Du Wei gülümsedi. “Şimdi anlıyorum. Tanrı Alemini kaybettikten sonra, aslında tüm canlılar gibiyiz, ölümsüz değiliz. ‘
Belki de savaş hünerimiz bu dünyada hala benzersizdir. Hala zirvedeyiz. ‘
Ama dürüst olmak gerekirse, biz de ölebiliriz. Ancak bugün korkuyu da hissedebildiğimi fark ettim. ‘
Geçmişte, her zaman kitlelerin üzerinde olduğunu düşünmüştü ve korkunun ne olduğunu asla bilmiyordu, ama gerçekte bu sadece bir yanılsamaydı. ‘
Artık rüyasından uyanmıştı! ‘
Lan Xiao, geri dön. ” ‘
“Ne?
geri mi dönüyorum? ‘
Peki ya sen? ‘
Bana sen de olduğunu söyleme… “Lan Xiao, Duwei’ye inanamayarak baktı, bu çocukluk arkadaşına baktı.
Gözleri inançsızlıkla doluydu. ‘
Görünüşe göre Chen Fan aralarında en sabırsız, huysuz ve en gururlu olanıydı. ‘
Ama aslında, Lan Xiao çok açıktı ki, üçü arasında en gururlu olanı … aslında Duwei’ydi! ‘
Kalbinde asla başka kimseye sahip olmayacak olan oydu! ‘
Ama bugün… Aslında çok derinden dokunaklı sözler söyledi. ‘
Üstelik, o aslında… sözünü yerine getirmek istedi. ‘
Bu alçak,, insanın kölesi olmak mı? ‘
Du Wei sakince başını salladı: “Evet, hepimiz kaybettik.
Ama sen bir kızsın. ” ‘
Lan Xiao aniden kalbinde bir öfke patlaması yaşadı. Duwei’ye baktı: “Neden, kızları küçümsüyorsun?” ‘
“Tabii ki hayır.” ‘
Duwei omuz silkti ve yüzünde acı bir gülümseme izi gösterdi: “Sadece düşünüyorum … Chen Fan’ın kesinlikle burada kalmanı istemediğine inanıyorum.” ‘
“Ya sonra?” ‘
Lan Xiao, Duwei’ye soğuk bir şekilde baktı: “Siz iki arkadaşımı burada bırakıyorum, yalnız dönüyorum ve gururlu küçük prensesim olmaya devam mı ediyorum?

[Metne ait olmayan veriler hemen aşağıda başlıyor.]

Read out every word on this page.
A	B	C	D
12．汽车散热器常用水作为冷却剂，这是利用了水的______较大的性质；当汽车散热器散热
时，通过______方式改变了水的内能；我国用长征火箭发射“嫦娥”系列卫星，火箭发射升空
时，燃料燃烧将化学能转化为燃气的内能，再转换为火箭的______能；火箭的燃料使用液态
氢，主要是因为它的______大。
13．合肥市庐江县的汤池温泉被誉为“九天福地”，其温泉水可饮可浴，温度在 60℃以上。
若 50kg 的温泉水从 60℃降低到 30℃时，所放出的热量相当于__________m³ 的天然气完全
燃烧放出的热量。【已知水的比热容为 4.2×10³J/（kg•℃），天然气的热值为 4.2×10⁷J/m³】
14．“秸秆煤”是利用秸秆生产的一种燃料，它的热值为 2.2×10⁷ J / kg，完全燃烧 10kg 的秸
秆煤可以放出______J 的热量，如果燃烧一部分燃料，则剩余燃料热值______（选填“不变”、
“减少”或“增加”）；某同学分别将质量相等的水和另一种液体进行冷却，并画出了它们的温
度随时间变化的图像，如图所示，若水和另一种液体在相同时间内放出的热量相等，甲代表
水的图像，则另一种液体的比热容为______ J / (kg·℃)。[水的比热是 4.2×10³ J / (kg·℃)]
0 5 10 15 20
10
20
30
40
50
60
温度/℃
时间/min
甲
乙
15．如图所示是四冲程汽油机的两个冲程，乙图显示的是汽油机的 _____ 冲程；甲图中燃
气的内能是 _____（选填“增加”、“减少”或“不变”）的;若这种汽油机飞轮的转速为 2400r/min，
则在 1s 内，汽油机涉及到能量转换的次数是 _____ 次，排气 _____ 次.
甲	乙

Tanrı Alemi’ni çoktan kaybetmiş, sonsuzluğu ve ölümsüzlüğü kaybetmiş küçük prenses mi? ” ‘
Duwei usulca içini çekti: “Burada olmandan daha iyi…” ‘
Lan Xiao dedi ki: “Sen yapabiliyorsan, ben neden yapamayayım?
Neden hepiniz kadınları küçümsüyorsunuz? ‘
Kadınlar sözlerini tutamaz mı? ‘
Kadınlar utanmadan benim kadın olduğumu söyleyebilir mi? Bunu bir kez yapmama izin verebilir misin? ‘
O insan… Az önce harekete geçtiğinde, bana bir kadın gibi davrandı mı? ” ‘
Bu konudan bahsetmişken, Lan Xiao’nun hala güçlü bir öfke duygusu vardı. Dişlerini gıcırdattı ve şöyle dedi: “Yani, sen yapabiliyorsan, ben de yapabilirim!” ‘
Konuşurken, Lan Xiao çoktan büyük adımlarla Chu Mo’ya doğru yürümüştü.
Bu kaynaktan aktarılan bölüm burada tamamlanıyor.